09/03/04

OS COMEDORES DE BATATAS, por Simplista Complicado

Há muitos anos, sempre para mais de 16, quando andava eu nas minhas rondas de paquete jurídico, pelas aldeias dos arredores de Coimbra, dei comigo numa saleta de agricultor, modesta e apertada, onde pontificavam quatro reproduções de pinturas conhecidas. Obviamente más reproduções. Além do eterno e sempre presente Menino a Chorar, com a lágrima a escorrer, uma coisa em forma de assim, que ainda ando para descobrir de quem é, lá estava também a sempre presente Menina a Ler do Fragonard e o eterno Carro do Feno do Constable. Coisas apelativas e sempre presentes neste tipo de saletas rurais. Destoava do conjunto a presença d`Os Comedores de Batatas de Van Gogh. O quadro é uma brutalidade de negritude, rudeza e pessimismo. É uma ode ao negro, é tudo menos apelativo e destoava dos outros três. Cumpridas as formalidades do trabalho jurídico e em plena feitura das honras da casa, com o sempre presente copázio de carrascão, a que era impossível dizer não, lá expus a minha curiosidade:
- Ó Ti Custódio, aqueles três quadros são o oposto daquele ali, aquilo até mete medo, home!
- Ó Dr. aquilo é tudo coisas que nós trouxemos da Bélgica. Aqueles três “xaropes” são da minha mulher e da minha filha. Este aqui é meu. Está aqui desde que a gente regressou e é uma guerra permanente com “as minhas mulheres” mantê-lo ali. Mas dali aquilo não sai. Já me disseram que é de um tal Van Gogo e que é horrível, mas horrível ou não, aquilo é a miséria da minha família em pequeno, que eu bem me recordo de como jantávamos. Aquele é o meu pai, ali a minha mãe e só falta o número certo de filhos, porque nós éramos 9, mas aquilo é a miséria que eu passei antes de ir prá Bélgica e daquela parede aquilo não sai, doa a quem doer!
Nunca mais encontrei ninguém que gostasse tanto d`Os Comedores de Batatas comó Ti Custódio da Zouparria do Monte, e muito pouca gente é capaz de gostar de um quadro tão directo, crú e rude, brutal mesmo. Estava ali, porque o tocou e o emocionou, na sua rudeza de camponês em Portugal e de pedreiro na Bélgica. E dali não saía.

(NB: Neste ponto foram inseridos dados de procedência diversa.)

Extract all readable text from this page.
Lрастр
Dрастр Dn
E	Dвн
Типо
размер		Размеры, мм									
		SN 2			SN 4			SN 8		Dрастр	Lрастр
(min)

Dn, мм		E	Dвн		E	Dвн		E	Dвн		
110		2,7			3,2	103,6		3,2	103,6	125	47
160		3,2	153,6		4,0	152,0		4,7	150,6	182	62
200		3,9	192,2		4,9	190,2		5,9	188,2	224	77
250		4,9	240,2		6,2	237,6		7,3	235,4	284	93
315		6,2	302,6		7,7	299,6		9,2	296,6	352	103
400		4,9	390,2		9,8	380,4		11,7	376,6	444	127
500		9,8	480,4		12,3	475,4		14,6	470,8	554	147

Ao contrário do pensamento comum, só muito raramente os grandes da pintura atingem o nível de obra-prima. Daquelas que basta olhar e nos fulminam a todos, pedreiro ou catedrático. Gauguin das centenas de quadros que fez, ponderava ter realizado 4 ou 5 obras-primas. O resto eram primas da obra. Com os Comedores de Batatas, Van Gogh atingiu o Ti Custódio da Zouparria e atingiu pela primeira vez a Obra-Prima.